Two Israeli-Arab political activists have been arrested and accused of spying and contact with "agents from Hezbollah", Israeli police say.
Omar Sayid, a member of the Israeli-Arab political party Balad was arrested on 24 April.
Amir Makhoul, head of a group of Arab organisations, was arrested on 6 May.
A gag order was lifted on the case on Monday, as Israeli-Arab organisations planned a protest against what they are calling political persecution.
The men were accused of "serious security offences, including espionage and contact with a foreign agent from Hezbollah," Israeli police said.
Israel considers the Lebanese Islamist movement a terrorist organisation.
Its military wing has fired rockets at Israel and captured and killed its soldiers in the past, while its political wing has two seats in Lebanon's unity government.
Israeli media reported that the arrests was carried out by the Israeli intelligence agency Shin Bet and Israeli police.
Gag order
A statement by Palestinian non-governmental organisations said 16 Israeli security agents and police officers raided Mr Makhoul's home in the northern Israeli city of Haifa at 0310 last Thursday.
It said he was immediately separated from his wife and two daughters, aged 12 and 17.
Mobile phones, laptops and computer hard drives were confiscated, the statement said.

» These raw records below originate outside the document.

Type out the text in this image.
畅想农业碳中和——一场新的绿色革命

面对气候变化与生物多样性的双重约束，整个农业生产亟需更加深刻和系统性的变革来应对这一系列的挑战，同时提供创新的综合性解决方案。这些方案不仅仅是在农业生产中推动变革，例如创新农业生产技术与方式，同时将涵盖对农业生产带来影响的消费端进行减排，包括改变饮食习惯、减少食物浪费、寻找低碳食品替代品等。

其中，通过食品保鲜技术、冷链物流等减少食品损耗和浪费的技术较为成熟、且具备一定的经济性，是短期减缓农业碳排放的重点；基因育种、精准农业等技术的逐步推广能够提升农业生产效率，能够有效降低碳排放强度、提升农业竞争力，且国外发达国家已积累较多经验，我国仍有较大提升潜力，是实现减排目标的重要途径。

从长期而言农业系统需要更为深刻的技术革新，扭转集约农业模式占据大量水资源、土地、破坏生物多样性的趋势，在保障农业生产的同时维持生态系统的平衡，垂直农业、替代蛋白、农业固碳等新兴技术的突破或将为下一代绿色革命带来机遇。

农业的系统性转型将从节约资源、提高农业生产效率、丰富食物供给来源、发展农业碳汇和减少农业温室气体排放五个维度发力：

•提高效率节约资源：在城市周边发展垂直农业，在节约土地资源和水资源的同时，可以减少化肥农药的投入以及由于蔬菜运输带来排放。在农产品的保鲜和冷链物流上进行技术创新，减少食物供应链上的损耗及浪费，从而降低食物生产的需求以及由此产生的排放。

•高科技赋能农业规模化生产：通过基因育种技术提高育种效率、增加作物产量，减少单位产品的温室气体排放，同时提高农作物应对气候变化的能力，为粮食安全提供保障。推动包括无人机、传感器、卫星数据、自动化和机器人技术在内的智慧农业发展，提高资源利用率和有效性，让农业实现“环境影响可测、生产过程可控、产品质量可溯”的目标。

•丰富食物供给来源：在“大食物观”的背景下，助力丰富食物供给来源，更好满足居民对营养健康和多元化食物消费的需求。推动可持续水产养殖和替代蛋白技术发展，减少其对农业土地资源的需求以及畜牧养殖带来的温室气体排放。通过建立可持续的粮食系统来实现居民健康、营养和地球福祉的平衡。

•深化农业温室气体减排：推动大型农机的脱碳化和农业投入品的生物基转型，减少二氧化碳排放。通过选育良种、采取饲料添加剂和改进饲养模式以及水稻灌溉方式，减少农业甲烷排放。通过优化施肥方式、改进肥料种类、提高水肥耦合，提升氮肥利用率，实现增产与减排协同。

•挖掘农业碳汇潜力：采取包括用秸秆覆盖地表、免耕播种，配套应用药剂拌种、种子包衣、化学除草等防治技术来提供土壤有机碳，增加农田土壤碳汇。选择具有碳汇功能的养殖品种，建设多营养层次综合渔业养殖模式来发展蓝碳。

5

Mr Makhoul is the director of Ittijah, the Union of Arab Community-Based Associations, the brother of a former Israeli-Arab member of Israel's Knesset, or parliament, and an outspoken critic of Israel's treatment of Palestinians and Israeli Arabs.
A gag order was placed on the case, but reports of the arrests were circulated on the internet by bloggers and websites based outside Israel and not subject to the order.
Police spokesman Mickey Rosenfeld told the Associated Press the gag order was imposed to "avoid harming the investigation".
The use of the gag orders, bans on media reporting, have been criticised by campaign groups recently.
Anat Kam, a 23-year-old former soldier, has been under house arrest since December. A gag order, in place until early April, prevented reporting that she was under investigation for various security offences, including leaking classified military information apparently concerning apparently extra-judicial killings of Palestinian militants.
Demonstration called
The two men are being represented by lawyer Hussein Abu Hussein, and Adalah, the legal Centre for Arab Minority Rights in Israel.
Mr Abu Hussein told the Israeli newspaper Haaretz that espionage laws in Israel were so wide-ranging that an internet chat or telephone conversation with anyone in an "enemy state" could lead to prosecution.
Adalah, the legal centre, said Mr Sayid was only able to see a lawyer on Sunday evening, and Mr Makhoul had not been permitted to see a lawyer at all.
Israeli-Arab groups called a demonstration in Haifa on Monday night to protest against the arrests.
A petition launched by several campaign groups said the Israeli authorities were using "arbitrary arrests and detentions" and "raids, deportations, travel bans, visa denials and media attacks," against pro-Palestinian activists.
Israeli-Arabs - people of Arab descent who stayed in Israel after its creation in 1948 - make up about 20% of Israel's population.
They have long faced discrimination, and some Jewish Israelis fear them as a potential "fifth column".
Hezbollah fought a 34-day conflict with Israel in 2006 during which more than 1,200 Lebanese people, mostly civilians, were killed. Some 160 Israeli people, most of whom were soldiers, also died.